Kann Vogt Rösti gefährlich werden?

Zwar war Hans-Ueli Vogts Standing in der eigenen Fraktion nicht das beste, als er noch in Bundes­bern politisierte. Dennoch käme es über­raschend, wenn er es – nominiert von der einfluss­reichen Zürcher Sektion – nicht aufs offizielle Wahl­ticket schaffen würde. Danach könnte Vogt seine verhältnis­mässig grosse Unabhängigkeit von der SVP zum Vorteil gereichen. Der 52-Jährige scheint voll auf diese Karte zu setzen: «Team­arbeit gehört zu meinem Beruf», sagte er heute vor den Medien. «Ich habe den Willen, mich mit den Argumenten der anderen auseinander­zusetzen. Ich will ein Bundesrats­kandidat – und Bundesrat – für die ganze Schweiz sein.» Ohne den Kron­favoriten für die Maurer-Nachfolge, Alt-Partei­chef Albert Rösti, namentlich zu erwähnen, betonte er zudem, er sei weder Gesundheits- noch Energie­politiker. Sollte wohl heissen: kein Berufs­lobbyist. Wie das Rennen ausgeht? Rösti bleibt Favorit. Aber ganz so ruhig schlafen kann der Berner nun nicht mehr.

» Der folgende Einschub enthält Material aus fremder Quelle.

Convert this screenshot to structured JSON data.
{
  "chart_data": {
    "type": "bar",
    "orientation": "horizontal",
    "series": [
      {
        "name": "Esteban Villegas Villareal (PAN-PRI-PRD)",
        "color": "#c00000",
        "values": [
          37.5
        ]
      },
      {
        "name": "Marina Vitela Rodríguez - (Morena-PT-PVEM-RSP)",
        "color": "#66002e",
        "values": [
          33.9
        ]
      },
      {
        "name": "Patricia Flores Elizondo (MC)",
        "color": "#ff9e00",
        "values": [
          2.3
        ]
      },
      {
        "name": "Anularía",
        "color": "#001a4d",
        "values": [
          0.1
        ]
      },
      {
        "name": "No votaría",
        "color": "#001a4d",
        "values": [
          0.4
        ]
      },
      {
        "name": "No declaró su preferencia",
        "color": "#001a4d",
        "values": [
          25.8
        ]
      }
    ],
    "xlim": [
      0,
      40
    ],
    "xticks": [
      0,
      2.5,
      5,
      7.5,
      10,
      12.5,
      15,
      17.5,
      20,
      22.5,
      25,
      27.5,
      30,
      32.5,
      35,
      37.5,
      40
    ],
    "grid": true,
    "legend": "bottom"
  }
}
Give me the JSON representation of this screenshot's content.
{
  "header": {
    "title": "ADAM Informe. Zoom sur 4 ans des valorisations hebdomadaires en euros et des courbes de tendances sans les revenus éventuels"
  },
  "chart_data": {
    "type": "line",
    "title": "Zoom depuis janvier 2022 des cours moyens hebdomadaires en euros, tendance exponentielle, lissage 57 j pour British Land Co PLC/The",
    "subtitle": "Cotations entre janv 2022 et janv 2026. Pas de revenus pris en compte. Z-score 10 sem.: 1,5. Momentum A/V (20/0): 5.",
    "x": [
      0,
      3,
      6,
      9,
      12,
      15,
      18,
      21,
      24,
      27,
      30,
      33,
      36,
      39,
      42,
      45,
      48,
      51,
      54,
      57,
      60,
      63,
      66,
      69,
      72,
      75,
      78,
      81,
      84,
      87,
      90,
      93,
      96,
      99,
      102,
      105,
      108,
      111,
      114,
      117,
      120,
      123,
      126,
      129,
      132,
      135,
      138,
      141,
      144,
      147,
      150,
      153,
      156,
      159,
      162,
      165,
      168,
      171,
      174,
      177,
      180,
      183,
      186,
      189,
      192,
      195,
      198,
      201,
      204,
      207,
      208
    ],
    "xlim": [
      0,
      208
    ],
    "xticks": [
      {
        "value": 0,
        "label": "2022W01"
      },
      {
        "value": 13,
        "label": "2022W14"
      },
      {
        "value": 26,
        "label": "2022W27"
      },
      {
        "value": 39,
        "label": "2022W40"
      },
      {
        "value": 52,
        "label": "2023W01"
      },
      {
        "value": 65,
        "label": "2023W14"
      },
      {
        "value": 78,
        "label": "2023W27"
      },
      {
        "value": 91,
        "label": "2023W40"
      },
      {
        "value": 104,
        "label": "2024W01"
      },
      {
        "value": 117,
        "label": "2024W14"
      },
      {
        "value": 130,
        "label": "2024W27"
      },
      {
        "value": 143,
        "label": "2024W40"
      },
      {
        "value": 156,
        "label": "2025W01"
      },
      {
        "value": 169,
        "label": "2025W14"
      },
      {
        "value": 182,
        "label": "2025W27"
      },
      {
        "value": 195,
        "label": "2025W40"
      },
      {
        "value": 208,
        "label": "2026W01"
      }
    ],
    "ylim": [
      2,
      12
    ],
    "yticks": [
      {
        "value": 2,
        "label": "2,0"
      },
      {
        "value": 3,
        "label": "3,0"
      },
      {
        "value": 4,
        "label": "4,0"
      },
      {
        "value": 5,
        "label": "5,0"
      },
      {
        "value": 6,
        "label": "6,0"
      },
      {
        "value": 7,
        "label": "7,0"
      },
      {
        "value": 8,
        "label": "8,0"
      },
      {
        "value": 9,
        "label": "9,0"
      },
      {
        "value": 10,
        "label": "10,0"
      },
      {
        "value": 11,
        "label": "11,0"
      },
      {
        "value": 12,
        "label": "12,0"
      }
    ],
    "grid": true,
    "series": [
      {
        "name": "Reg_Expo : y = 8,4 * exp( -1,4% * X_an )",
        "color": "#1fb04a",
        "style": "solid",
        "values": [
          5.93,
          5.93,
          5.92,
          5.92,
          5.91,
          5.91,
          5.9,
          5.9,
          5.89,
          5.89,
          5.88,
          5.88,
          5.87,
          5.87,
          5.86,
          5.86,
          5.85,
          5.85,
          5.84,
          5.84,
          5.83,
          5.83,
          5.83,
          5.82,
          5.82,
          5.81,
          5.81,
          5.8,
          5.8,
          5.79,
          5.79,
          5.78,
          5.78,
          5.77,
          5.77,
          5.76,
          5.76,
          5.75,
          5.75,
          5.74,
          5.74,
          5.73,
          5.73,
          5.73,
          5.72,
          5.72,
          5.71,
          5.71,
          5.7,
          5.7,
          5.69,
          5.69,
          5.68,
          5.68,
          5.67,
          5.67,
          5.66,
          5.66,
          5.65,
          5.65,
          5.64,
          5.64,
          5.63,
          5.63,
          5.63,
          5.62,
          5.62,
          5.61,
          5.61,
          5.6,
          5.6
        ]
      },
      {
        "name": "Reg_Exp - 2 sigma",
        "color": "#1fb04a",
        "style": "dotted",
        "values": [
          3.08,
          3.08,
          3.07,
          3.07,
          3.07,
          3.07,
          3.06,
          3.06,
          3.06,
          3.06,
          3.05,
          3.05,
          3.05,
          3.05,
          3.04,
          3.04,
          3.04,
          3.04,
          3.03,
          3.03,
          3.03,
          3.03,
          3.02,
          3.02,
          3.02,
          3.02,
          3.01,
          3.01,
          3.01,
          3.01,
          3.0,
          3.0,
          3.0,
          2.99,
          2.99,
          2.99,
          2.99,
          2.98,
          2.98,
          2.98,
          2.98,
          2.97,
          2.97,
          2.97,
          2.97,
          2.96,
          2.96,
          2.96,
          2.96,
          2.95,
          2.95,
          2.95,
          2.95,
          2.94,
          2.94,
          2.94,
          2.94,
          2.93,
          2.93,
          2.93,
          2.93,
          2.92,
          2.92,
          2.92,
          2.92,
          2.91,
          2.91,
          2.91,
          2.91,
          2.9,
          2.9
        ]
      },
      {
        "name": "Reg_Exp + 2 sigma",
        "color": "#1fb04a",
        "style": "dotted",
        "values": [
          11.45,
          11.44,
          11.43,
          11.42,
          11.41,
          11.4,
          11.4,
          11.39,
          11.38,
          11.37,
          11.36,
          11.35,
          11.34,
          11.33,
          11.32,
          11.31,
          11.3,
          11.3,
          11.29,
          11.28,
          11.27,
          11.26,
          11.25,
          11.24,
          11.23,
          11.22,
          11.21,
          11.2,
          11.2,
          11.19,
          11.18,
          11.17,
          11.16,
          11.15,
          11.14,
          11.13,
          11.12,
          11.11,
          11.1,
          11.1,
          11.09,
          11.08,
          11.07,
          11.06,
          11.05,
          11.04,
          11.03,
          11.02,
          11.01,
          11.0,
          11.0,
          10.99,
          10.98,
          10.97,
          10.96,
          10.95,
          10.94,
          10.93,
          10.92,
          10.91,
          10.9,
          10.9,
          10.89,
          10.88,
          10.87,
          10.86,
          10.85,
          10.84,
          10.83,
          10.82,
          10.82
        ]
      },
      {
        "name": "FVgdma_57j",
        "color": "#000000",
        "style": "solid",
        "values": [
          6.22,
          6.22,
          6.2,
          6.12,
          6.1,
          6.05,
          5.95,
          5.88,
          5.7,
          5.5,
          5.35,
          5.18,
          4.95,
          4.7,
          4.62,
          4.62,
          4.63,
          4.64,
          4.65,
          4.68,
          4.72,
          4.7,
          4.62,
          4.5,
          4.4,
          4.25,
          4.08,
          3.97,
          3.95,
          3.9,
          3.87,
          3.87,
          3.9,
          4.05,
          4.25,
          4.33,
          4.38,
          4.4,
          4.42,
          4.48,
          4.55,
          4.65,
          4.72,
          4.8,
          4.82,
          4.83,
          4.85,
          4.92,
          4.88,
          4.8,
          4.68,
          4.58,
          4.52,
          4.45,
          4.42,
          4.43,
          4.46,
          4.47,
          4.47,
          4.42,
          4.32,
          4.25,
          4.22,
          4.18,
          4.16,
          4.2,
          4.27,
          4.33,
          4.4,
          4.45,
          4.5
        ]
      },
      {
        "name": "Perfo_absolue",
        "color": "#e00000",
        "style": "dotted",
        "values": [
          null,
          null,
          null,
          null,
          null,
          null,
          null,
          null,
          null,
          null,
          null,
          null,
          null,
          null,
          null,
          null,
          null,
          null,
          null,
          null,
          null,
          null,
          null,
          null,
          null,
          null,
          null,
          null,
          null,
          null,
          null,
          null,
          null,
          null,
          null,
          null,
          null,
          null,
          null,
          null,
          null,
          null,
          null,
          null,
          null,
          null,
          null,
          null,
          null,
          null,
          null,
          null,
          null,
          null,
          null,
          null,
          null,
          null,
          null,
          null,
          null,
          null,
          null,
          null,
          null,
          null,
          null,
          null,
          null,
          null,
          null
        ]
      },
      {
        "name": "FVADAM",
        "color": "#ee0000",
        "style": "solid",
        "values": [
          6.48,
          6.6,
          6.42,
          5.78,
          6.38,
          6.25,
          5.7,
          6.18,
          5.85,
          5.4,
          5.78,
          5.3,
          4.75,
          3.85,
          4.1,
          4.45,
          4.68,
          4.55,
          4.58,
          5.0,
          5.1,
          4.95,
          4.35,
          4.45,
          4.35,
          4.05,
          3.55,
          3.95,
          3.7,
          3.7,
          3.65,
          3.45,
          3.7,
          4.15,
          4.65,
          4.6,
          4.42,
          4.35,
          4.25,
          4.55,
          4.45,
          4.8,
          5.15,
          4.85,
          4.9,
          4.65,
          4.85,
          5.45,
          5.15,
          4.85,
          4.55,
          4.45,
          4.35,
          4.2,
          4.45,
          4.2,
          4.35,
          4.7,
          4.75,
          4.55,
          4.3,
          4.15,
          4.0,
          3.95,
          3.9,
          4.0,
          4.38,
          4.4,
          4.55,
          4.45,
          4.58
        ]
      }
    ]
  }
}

Dass er sich mit dem Polit­betrieb stets schwertat, hat Vogt im Oktober 2020 in einem ziemlich persönlichen Interview mit der Republik erklärt, in dem er sich im zweiten Teil zu seinem absehbaren Rückzug aus der Politik äusserte.

Vom Bundes­haus in Bern an den Ballhaus­platz in Wien, wo heute der frühere Kanzler wegen manipulierter Umfragen schwer belastet wurde.

Lesenswert

Ob Kurz nun verstanden hat?

«Das Geständnis des Thomas Schmid», titelt heute der Wiener «Falter». Der ehemalige General­sekretär des Finanz­ministeriums hat gegenüber Ermittlern ausgesagt, Österreichs Ex-Kanzler Sebastian Kurz habe nicht nur von gefälschten Meinungs­umfragen gewusst, sondern diese gar in Auftrag gegeben. Wenige Tage nach Kurz’ Rücktritt vor einem Jahr sprach Republik-Reporter Daniel Ryser in Wien mit Florian Klenk, dem Chef­redaktor der Wochen­zeitung «Falter», über die Kungeleien der ÖVP-Regierung. Klenk sagte damals, Kurz habe «nicht verstanden», dass er «der Nutzniesser ist einer Bestechung eines hohen Beamten im Finanz­ministerium, des Thomas Schmid, und er in diesen Plan eingeweiht war». Dieses «eingeweiht» erscheint heute als starke Untertreibung. Die Lektüre des Interviews lohnt sich nach wie vor.

«Sebastian Kurz fummelt im Sicherungs­kasten der Demokratie»

Lesen Sie das Gespräch mit Florian Klenk über Journalismus in Zeiten des schwelenden Autoritarismus in 16 Minuten.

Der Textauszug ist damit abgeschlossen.